[Tutor] why can you swap an immutable tuple?

Dave Angel davea at davea.name
Sat May 25 22:52:04 CEST 2013


On 05/25/2013 02:56 PM, Jim Mooney wrote:
> I thought tuples were immutable but it seems you can swap them, so I'm
> confused:
>

The anonymous tuple object is immutable, but you just build one 
temporarily, extract both items from it, and destroy it.

> a,b = 5,8
>

The a,b on the left hand side is a tuple-unpacking-syntax, where it 
takes whatever tuple (or list, or whatever else supports the protocol), 
and extracts the elements in order.  a,b are not tied together in any sense.

> print a  # result 5
>
> a,b = b,a
>

Here you build another anonymous tuple that happens to be in the reverse 
order as the earlier one.  Then you unpack it into two arbitrary 
variables, that only happen to be the same ones as you used before, and 
only happens to be the same ones as used on the right side.
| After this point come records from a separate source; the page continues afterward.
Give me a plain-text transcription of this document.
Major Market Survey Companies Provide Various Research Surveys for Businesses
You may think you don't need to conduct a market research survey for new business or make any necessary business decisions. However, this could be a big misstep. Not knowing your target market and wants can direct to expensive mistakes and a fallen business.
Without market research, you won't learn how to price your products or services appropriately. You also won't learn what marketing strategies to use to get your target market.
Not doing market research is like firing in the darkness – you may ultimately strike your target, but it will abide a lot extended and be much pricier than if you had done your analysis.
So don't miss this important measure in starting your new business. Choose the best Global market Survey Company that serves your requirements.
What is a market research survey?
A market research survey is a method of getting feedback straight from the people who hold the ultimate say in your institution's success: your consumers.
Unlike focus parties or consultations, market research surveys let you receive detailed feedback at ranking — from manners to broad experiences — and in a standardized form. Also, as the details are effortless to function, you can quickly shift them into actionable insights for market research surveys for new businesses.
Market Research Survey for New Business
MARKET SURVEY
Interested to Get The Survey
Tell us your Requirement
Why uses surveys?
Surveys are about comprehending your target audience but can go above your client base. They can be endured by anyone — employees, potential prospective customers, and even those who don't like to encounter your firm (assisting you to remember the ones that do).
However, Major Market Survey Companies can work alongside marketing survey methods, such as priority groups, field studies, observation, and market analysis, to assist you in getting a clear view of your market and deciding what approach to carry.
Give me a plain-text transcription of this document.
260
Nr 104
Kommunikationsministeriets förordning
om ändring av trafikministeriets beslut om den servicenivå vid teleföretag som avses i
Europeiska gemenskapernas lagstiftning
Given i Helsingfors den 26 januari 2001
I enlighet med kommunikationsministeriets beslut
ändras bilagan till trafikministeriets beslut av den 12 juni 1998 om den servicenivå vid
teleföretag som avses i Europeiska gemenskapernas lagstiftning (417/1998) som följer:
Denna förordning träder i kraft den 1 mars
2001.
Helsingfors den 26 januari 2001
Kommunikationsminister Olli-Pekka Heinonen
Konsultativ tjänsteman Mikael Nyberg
> print a  # result 8, so they swapped
>
> # but if I test the type of a,b I get a tuple
>
> testit = a,b
> print type(testit)  #comes out as a tuple

Now you're building yet another tuple, and actually binding a name to 
it.  So it won't go away at the end of the statement.

>
> print testit, # result is (8,5)
>
> # So how am I swapping elements of a tuple when a tuple is immutable?
>
> #t rying so change a tuple since I just did it
>
> testit[1] = 14  #program crashes - *TypeError: 'tuple' object does not
> support item assignment *so the tuple I just changed is indeed immutable
>

This time you ARE trying to change a tuple, for the first time.